For instance, suppose we want to visualize a subset of these data points.

index_subset1 = c(1, 3, 4, 5) # specify a subset

# make a plot using the subsetted dataframe
ggplot(data = df1[index_subset1, ]) + 
  geom_col(aes(x = company, y = employees, fill = company))

As you can see the color scheme has now changed. With one less group / company, R now picks 4 new colors evenly spaced around the color wheel. All but the first are different to the original colors we had for the companies.

One way to deal with this in R and ggplot2, is to add a scale_* layer to the plot.

Here we manually set Hex color values in the scale_fill_manual function. These hex values I provided I know to be the default R values for four groups.

# install.packages('scales')

# the hue_pal function from the scales package looks up a number of evenly spaced colors
# which we can save as a vector of character hex values
default_palette = scales::hue_pal()(5)

# these colors we can then use in a scale_* function to manually override the color schema
ggplot(data = df1[index_subset1, ]) +
  geom_col(aes(x = company, y = employees, fill = company)) +
  scale_fill_manual(values = default_palette[-2]) # we remove the element that belonged to company 2

As you can see, the colors are now aligned with the previous schema. Only Company 2 is dropped, but all other companies retained their color.
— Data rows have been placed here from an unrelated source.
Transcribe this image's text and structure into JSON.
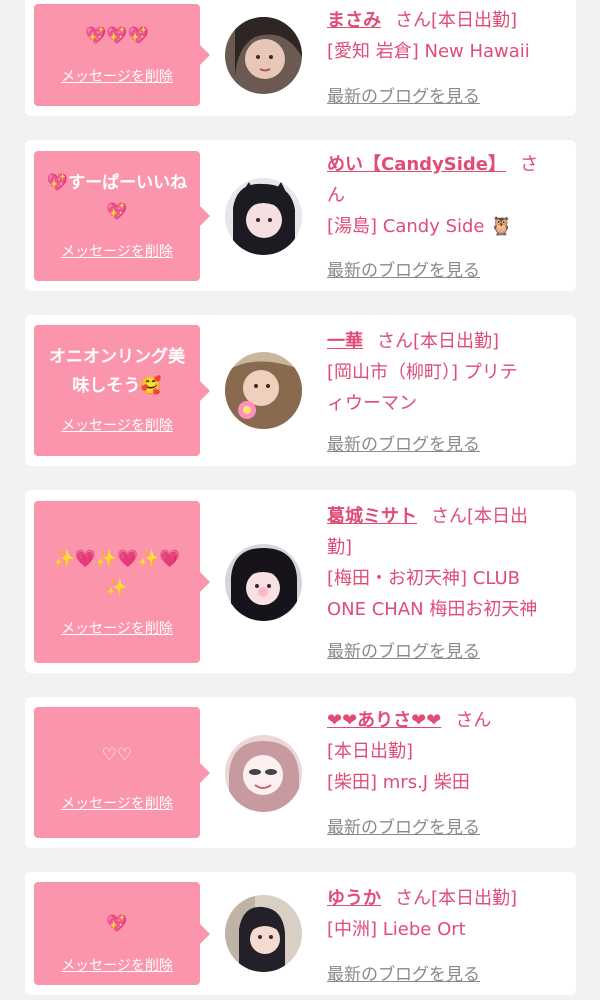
{
  "common": {
    "delete_label": "メッセージを削除",
    "blog_label": "最新のブログを見る"
  },
  "cards": [
    {
      "message": "💖💖💖",
      "name": "まさみ",
      "suffix": "さん[本日出勤]",
      "shop": "[愛知 岩倉] New Hawaii"
    },
    {
      "message_line1": "💖すーぱーいいね",
      "message_line2": "💖",
      "name": "めい【CandySide】",
      "suffix": "さ",
      "suffix2": "ん",
      "shop": "[湯島] Candy Side 🦉"
    },
    {
      "message_line1": "オニオンリング美",
      "message_line2": "味しそう🥰",
      "name": "一華",
      "suffix": "さん[本日出勤]",
      "shop_line1": "[岡山市（柳町）] プリテ",
      "shop_line2": "ィウーマン"
    },
    {
      "message_line1": "✨💗✨💗✨💗",
      "message_line2": "✨",
      "name": "葛城ミサト",
      "suffix": "さん[本日出",
      "suffix2": "勤]",
      "shop_line1": "[梅田・お初天神] CLUB",
      "shop_line2": "ONE CHAN 梅田お初天神"
    },
    {
      "message": "♡♡",
      "name": "❤❤ありさ❤❤",
      "suffix": "さん",
      "suffix2": "[本日出勤]",
      "shop": "[柴田] mrs.J 柴田"
    },
    {
      "message": "💖",
      "name": "ゆうか",
      "suffix": "さん[本日出勤]",
      "shop": "[中洲] Liebe Ort"
    }
  ],
  "colors": {
    "bubble": "#fb95ac",
    "accent": "#e04c75",
    "link_gray": "#8a8a8a",
    "background": "#f2f2f2"
  }
}
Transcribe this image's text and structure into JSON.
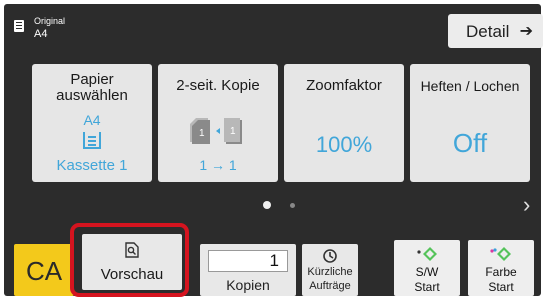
{
  "original": {
    "label": "Original",
    "value": "A4"
  },
  "detail": {
    "label": "Detail",
    "arrow": "➔"
  },
  "cards": {
    "paper": {
      "title_line1": "Papier",
      "title_line2": "auswählen",
      "size": "A4",
      "tray": "Kassette 1"
    },
    "duplex": {
      "title": "2-seit. Kopie",
      "mode": "1 → 1"
    },
    "zoom": {
      "title": "Zoomfaktor",
      "value": "100%"
    },
    "staple": {
      "title": "Heften / Lochen",
      "value": "Off"
    }
  },
  "pager": {
    "next": "›"
  },
  "bottom": {
    "clear_all": "CA",
    "preview": "Vorschau",
    "copies_value": "1",
    "copies_label": "Kopien",
    "recent_line1": "Kürzliche",
    "recent_line2": "Aufträge",
    "bw_start_line1": "S/W",
    "bw_start_line2": "Start",
    "color_start_line1": "Farbe",
    "color_start_line2": "Start"
  },
  "colors": {
    "accent_blue": "#41a6d9",
    "ca_yellow": "#f3c91b",
    "highlight_red": "#d5141f",
    "start_green": "#55c35a"
  },
  "icons": {
    "original": "document-icon",
    "tray": "paper-tray-icon",
    "duplex": "duplex-pages-icon",
    "preview": "preview-magnifier-icon",
    "recent": "recent-jobs-icon",
    "start": "start-diamond-icon"
  }
}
However, this was very much hard-coded into our program. We had to specify which company to drop using the default_palette[-2].

If the subset changes, which often happens in real life, our solution will break as the values in the palette no longer align with the groups R encounters:

index_subset2 = c(1, 2, 5) # but the subset might change

# and all manually-set colors will immediately misalign
ggplot(data = df1[index_subset2, ]) +
  geom_col(aes(x = company, y = employees, fill = company)) +
  scale_fill_manual(values = default_palette[-2])

Fortunately, R is a smart language, and you can work your way around this!

All we need to do is created, what I call, a named-color palette!

It’s as simple as specifying a vector of hex color values! Alternatively, you can use the grDevices::rainbow or grDevices::colors() functions, or one of the many functions included in the scales package

# you can hard-code a palette using color strings
c('red', 'blue', 'green')

# or you can use the rainbow or colors functions of the grDevices package
rainbow(n_companies)
colors()[seq_len(n_companies)]

# or you can use the scales::hue_pal() function
palette1 = scales::hue_pal()(n_companies)
print(palette1)

[1] "#F8766D" "#A3A500" "#00BF7D" "#00B0F6" "#E76BF3"

Now we need to assign names to this vector of hex color values. And these names have to correspond to the labels of the groups that we want to colorize.

You can use the names function for this.

names(palette1) = df1$company
print(palette1)

Company_1 Company_2 Company_3 Company_4 Company_5
"#F8766D" "#A3A500" "#00BF7D" "#00B0F6" "#E76BF3"

But I prefer to use the setNames function so I can do the inititialization, assignment, and naming simulatenously. It’s all the same though.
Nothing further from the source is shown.